America, América
A Bold New History Highlights Latin America’s Humanist Ideals
A new book by the Pulitzer Prize-winning historian Greg Grandin offers a fresh account of the region as an incubator of internationalism and commitment to the common good.
“Grandin allows that the conquistadors were responsible for enormous bloodshed. But he goes on to say that it is precisely because of the vicious havoc they wreaked that they elicited outrage and dissent. He offers a rich, moving portrait of Father Bartolomé de Las Casas, a 16th-century Dominican priest who started out as a supporter and beneficiary of the Spanish crown’s imperial ambitions before becoming one of its most scathing critics.
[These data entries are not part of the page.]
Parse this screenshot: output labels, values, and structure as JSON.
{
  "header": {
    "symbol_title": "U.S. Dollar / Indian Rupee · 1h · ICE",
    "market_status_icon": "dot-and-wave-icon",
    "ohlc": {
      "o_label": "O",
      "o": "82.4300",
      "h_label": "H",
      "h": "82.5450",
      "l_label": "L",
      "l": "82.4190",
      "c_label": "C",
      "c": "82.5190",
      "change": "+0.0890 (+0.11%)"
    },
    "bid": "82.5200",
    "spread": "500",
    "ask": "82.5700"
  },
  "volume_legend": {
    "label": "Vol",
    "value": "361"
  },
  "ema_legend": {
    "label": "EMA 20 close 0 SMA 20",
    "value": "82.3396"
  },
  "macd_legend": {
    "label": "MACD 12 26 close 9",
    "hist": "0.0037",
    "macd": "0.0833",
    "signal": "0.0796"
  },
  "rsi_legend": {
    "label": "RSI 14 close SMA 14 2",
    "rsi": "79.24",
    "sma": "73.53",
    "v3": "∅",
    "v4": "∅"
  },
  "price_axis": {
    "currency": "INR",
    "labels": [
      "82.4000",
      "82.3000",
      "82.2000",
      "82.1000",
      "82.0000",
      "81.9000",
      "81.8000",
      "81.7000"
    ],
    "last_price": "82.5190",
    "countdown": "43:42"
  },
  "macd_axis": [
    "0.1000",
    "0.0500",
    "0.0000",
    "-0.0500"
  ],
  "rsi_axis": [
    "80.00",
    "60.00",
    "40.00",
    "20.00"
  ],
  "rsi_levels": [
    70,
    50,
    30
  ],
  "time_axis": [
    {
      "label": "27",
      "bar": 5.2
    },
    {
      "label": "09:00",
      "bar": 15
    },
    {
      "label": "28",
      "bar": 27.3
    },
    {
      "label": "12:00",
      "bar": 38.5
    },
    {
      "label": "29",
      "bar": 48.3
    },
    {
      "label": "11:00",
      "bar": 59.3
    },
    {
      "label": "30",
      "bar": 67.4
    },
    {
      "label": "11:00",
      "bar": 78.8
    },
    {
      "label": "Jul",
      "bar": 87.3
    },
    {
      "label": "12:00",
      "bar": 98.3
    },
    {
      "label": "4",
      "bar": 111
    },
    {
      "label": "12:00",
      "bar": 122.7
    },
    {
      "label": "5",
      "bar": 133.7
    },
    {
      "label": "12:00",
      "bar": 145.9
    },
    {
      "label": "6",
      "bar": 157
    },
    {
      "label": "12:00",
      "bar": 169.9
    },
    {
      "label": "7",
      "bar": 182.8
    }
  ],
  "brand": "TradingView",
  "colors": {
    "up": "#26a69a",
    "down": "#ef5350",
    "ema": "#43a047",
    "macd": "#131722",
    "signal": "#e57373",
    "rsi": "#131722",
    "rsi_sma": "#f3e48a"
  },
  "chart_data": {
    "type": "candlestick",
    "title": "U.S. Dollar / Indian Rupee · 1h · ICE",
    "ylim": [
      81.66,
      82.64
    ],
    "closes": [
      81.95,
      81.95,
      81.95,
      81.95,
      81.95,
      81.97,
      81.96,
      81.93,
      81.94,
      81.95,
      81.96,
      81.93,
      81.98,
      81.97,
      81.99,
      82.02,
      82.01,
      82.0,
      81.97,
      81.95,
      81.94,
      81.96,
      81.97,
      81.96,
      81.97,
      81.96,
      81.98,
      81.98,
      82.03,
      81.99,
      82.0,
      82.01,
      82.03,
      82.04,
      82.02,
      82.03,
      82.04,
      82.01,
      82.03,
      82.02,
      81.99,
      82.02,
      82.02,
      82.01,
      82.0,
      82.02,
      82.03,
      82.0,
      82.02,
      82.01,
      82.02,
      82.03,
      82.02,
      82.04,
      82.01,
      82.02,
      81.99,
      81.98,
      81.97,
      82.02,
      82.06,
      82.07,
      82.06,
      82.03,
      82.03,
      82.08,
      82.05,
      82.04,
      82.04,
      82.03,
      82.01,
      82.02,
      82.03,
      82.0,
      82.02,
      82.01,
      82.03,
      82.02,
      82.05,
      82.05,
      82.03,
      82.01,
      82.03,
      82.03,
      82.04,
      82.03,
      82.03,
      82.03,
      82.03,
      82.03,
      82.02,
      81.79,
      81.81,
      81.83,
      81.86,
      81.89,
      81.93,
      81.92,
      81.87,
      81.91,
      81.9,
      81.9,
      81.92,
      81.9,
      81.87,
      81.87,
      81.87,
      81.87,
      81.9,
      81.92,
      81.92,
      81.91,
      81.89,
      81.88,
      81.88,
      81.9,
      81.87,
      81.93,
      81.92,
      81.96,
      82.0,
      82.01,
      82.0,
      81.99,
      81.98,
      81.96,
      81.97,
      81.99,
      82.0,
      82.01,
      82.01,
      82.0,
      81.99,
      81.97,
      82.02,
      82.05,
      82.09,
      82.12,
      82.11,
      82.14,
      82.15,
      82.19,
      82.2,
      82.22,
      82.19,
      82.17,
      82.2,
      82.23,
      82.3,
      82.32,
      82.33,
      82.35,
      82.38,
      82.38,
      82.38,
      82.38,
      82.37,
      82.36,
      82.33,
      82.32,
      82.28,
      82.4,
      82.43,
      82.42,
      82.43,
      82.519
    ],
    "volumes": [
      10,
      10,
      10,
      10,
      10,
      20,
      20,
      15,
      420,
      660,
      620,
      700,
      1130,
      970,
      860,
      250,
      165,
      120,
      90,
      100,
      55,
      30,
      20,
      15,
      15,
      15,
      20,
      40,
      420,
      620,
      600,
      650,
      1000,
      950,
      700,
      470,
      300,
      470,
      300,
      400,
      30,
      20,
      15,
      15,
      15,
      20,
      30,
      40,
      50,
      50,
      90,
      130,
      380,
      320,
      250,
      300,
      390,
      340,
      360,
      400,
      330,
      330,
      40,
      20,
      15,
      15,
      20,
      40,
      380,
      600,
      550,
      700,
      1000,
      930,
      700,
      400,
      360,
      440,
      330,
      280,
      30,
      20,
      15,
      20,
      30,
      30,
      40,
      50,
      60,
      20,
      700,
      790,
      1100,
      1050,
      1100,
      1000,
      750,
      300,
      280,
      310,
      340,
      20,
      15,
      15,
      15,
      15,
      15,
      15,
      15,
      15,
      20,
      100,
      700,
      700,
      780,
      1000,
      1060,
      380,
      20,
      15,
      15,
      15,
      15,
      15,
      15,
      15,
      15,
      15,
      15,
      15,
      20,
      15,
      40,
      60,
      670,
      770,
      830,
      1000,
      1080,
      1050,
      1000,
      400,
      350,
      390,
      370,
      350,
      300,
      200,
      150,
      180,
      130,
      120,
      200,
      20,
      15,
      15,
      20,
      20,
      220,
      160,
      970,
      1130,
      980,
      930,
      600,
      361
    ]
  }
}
Las Casas’ conversion moment took place when he accompanied an expedition to pacify Cuba. He saw his fellow Spaniards disemboweling women and children. He would later remember “the land, covered in bodies.”
Las Casas wrote as a witness to atrocity: “so many massacres, so many burnings, so many bereavements and, finally, such an ocean of evil.” The Spanish empire had its prominent apologists, like Juan Ginés de Sepúlveda, who deemed Indigenous people deserving of subjugation. But Grandin says that we don’t pay nearly enough attention to “moral revolutionaries,” like Las Casas, who acknowledged that “Native Americans were humans, all humans were equal and no one was born a ‘natural slave.’”
Even as scholars in other parts of the world were elaborating a “new humanism,” Grandin says, Las Casas went one step further by hitching it to “the Catholic Church’s prophetic, communitarian tradition.” The resulting philosophy balanced individual rights with “the needs of the common good” — something Latin Americans have repeatedly tried to remind their northern neighbors of, even when the United States did not necessarily want to listen.
The rest of “America, América” follows this theme through the ensuing centuries, amid revolutions, civil wars and struggles for independence. Grandin explains how the Spanish Americans were so eager to give “Saxon” Americans the benefit of the doubt that they initially read the Monroe Doctrine of 1823 as confirmation of a collective struggle against European imperialism. But the United States would go on to cite the doctrine as “a self-issued warrant to intervene against its southern neighbors,” from the annexation of Texas through the end of the Cold War. “All told,” Grandin writes, “Washington had a hand in 16 regime changes between 1961 and 1969.”